Colquette was also a professional worrier and the best I've covered when it came to poor-mouthing his own team. But that wasn't just an act he saved for media interviews.

"He knew exactly which buttons to push to make all of us play our best," Rankin said. "He knew I was a little arrogant at times, and he came up to me in the hall at school during my sophomore year to say I had made all-tri-state. I was trying not to smile real big, and then he said, 'I don't know how you made it. Lord knows I didn't vote for you.' We had a game that night, and I played harder than I had all year just to prove to him that I deserved what I had got. He was a master of manipulation."

Added Thomasson: "We could have just won 50-0, and the next Monday at practice he would be all over us about one play he had found on the film that we didn't run perfectly. Even though we'd all move a lot slower, I have no doubt that we could line up right now and run '21 inside veer' and every single player would know what their job was on that play."

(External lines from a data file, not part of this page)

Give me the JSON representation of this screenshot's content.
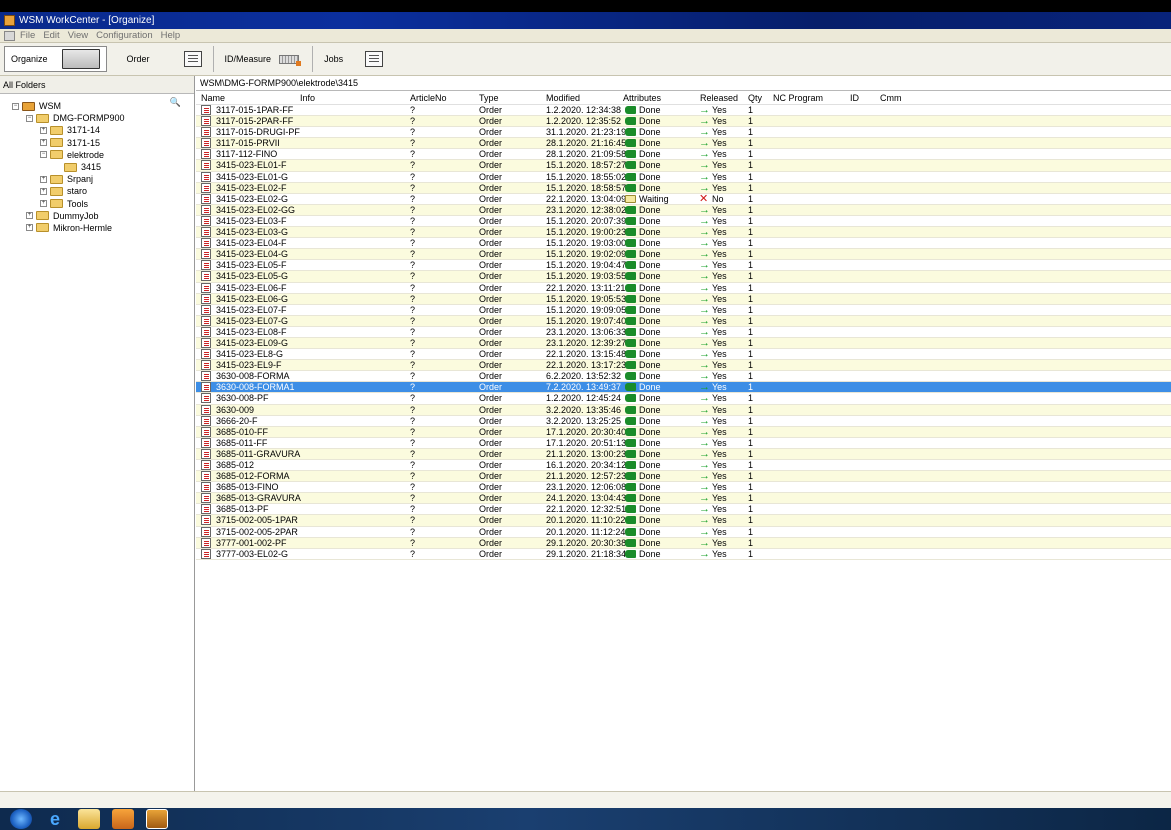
{
  "window": {
    "title": "WSM WorkCenter - [Organize]"
  },
  "menu": [
    "File",
    "Edit",
    "View",
    "Configuration",
    "Help"
  ],
  "toolbar": {
    "organize": "Organize",
    "order": "Order",
    "measure": "ID/Measure",
    "jobs": "Jobs"
  },
  "left": {
    "header": "All Folders",
    "tree": [
      {
        "label": "WSM",
        "depth": 0,
        "exp": "−"
      },
      {
        "label": "DMG-FORMP900",
        "depth": 1,
        "exp": "−"
      },
      {
        "label": "3171-14",
        "depth": 2,
        "exp": "+"
      },
      {
        "label": "3171-15",
        "depth": 2,
        "exp": "+"
      },
      {
        "label": "elektrode",
        "depth": 2,
        "exp": "−"
      },
      {
        "label": "3415",
        "depth": 3,
        "exp": ""
      },
      {
        "label": "Srpanj",
        "depth": 2,
        "exp": "+"
      },
      {
        "label": "staro",
        "depth": 2,
        "exp": "+"
      },
      {
        "label": "Tools",
        "depth": 2,
        "exp": "+"
      },
      {
        "label": "DummyJob",
        "depth": 1,
        "exp": "+"
      },
      {
        "label": "Mikron-Hermle",
        "depth": 1,
        "exp": "+"
      }
    ]
  },
  "right": {
    "path": "WSM\\DMG-FORMP900\\elektrode\\3415",
    "columns": {
      "name": "Name",
      "info": "Info",
      "article": "ArticleNo",
      "type": "Type",
      "modified": "Modified",
      "attributes": "Attributes",
      "released": "Released",
      "qty": "Qty",
      "nc": "NC Program",
      "id": "ID",
      "cmm": "Cmm"
    },
    "rows": [
      [
        "3117-015-1PAR-FF",
        "1.2.2020. 12:34:38",
        "Done",
        "Yes"
      ],
      [
        "3117-015-2PAR-FF",
        "1.2.2020. 12:35:52",
        "Done",
        "Yes"
      ],
      [
        "3117-015-DRUGI-PF",
        "31.1.2020. 21:23:19",
        "Done",
        "Yes"
      ],
      [
        "3117-015-PRVII",
        "28.1.2020. 21:16:45",
        "Done",
        "Yes"
      ],
      [
        "3117-112-FINO",
        "28.1.2020. 21:09:58",
        "Done",
        "Yes"
      ],
      [
        "3415-023-EL01-F",
        "15.1.2020. 18:57:27",
        "Done",
        "Yes"
      ],
      [
        "3415-023-EL01-G",
        "15.1.2020. 18:55:02",
        "Done",
        "Yes"
      ],
      [
        "3415-023-EL02-F",
        "15.1.2020. 18:58:57",
        "Done",
        "Yes"
      ],
      [
        "3415-023-EL02-G",
        "22.1.2020. 13:04:09",
        "Waiting",
        "No"
      ],
      [
        "3415-023-EL02-GG",
        "23.1.2020. 12:38:02",
        "Done",
        "Yes"
      ],
      [
        "3415-023-EL03-F",
        "15.1.2020. 20:07:39",
        "Done",
        "Yes"
      ],
      [
        "3415-023-EL03-G",
        "15.1.2020. 19:00:23",
        "Done",
        "Yes"
      ],
      [
        "3415-023-EL04-F",
        "15.1.2020. 19:03:00",
        "Done",
        "Yes"
      ],
      [
        "3415-023-EL04-G",
        "15.1.2020. 19:02:09",
        "Done",
        "Yes"
      ],
      [
        "3415-023-EL05-F",
        "15.1.2020. 19:04:47",
        "Done",
        "Yes"
      ],
      [
        "3415-023-EL05-G",
        "15.1.2020. 19:03:55",
        "Done",
        "Yes"
      ],
      [
        "3415-023-EL06-F",
        "22.1.2020. 13:11:21",
        "Done",
        "Yes"
      ],
      [
        "3415-023-EL06-G",
        "15.1.2020. 19:05:53",
        "Done",
        "Yes"
      ],
      [
        "3415-023-EL07-F",
        "15.1.2020. 19:09:05",
        "Done",
        "Yes"
      ],
      [
        "3415-023-EL07-G",
        "15.1.2020. 19:07:40",
        "Done",
        "Yes"
      ],
      [
        "3415-023-EL08-F",
        "23.1.2020. 13:06:33",
        "Done",
        "Yes"
      ],
      [
        "3415-023-EL09-G",
        "23.1.2020. 12:39:27",
        "Done",
        "Yes"
      ],
      [
        "3415-023-EL8-G",
        "22.1.2020. 13:15:48",
        "Done",
        "Yes"
      ],
      [
        "3415-023-EL9-F",
        "22.1.2020. 13:17:23",
        "Done",
        "Yes"
      ],
      [
        "3630-008-FORMA",
        "6.2.2020. 13:52:32",
        "Done",
        "Yes"
      ],
      [
        "3630-008-FORMA1",
        "7.2.2020. 13:49:37",
        "Done",
        "Yes"
      ],
      [
        "3630-008-PF",
        "1.2.2020. 12:45:24",
        "Done",
        "Yes"
      ],
      [
        "3630-009",
        "3.2.2020. 13:35:46",
        "Done",
        "Yes"
      ],
      [
        "3666-20-F",
        "3.2.2020. 13:25:25",
        "Done",
        "Yes"
      ],
      [
        "3685-010-FF",
        "17.1.2020. 20:30:40",
        "Done",
        "Yes"
      ],
      [
        "3685-011-FF",
        "17.1.2020. 20:51:13",
        "Done",
        "Yes"
      ],
      [
        "3685-011-GRAVURA",
        "21.1.2020. 13:00:23",
        "Done",
        "Yes"
      ],
      [
        "3685-012",
        "16.1.2020. 20:34:12",
        "Done",
        "Yes"
      ],
      [
        "3685-012-FORMA",
        "21.1.2020. 12:57:23",
        "Done",
        "Yes"
      ],
      [
        "3685-013-FINO",
        "23.1.2020. 12:06:08",
        "Done",
        "Yes"
      ],
      [
        "3685-013-GRAVURA",
        "24.1.2020. 13:04:43",
        "Done",
        "Yes"
      ],
      [
        "3685-013-PF",
        "22.1.2020. 12:32:51",
        "Done",
        "Yes"
      ],
      [
        "3715-002-005-1PAR",
        "20.1.2020. 11:10:22",
        "Done",
        "Yes"
      ],
      [
        "3715-002-005-2PAR",
        "20.1.2020. 11:12:24",
        "Done",
        "Yes"
      ],
      [
        "3777-001-002-PF",
        "29.1.2020. 20:30:38",
        "Done",
        "Yes"
      ],
      [
        "3777-003-EL02-G",
        "29.1.2020. 21:18:34",
        "Done",
        "Yes"
      ]
    ],
    "article_value": "?",
    "type_value": "Order",
    "qty_value": "1",
    "selected_row": 25
  },
  "colors": {
    "selection": "#3d8ee6",
    "alt_row": "#fbfbde",
    "done": "#1a8c2a"
  }
}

Anthony Martin, an all-state running back and defensive back who was part of three state championships (1992, '94, '95) explained why he is grateful for more than just what he learned on the field.

"You never wanted to disappoint him, and that included how you acted at school or out in the community," Martin said. "He was the best coach I've ever been around, but what I appreciate the most is that any of us could knock on his office door and talk to him about anything that was bothering us.

"A lot of us believe we still could, even now as grown men with families of our own, because we knew through all the yelling and demanding that he really cared about us as people."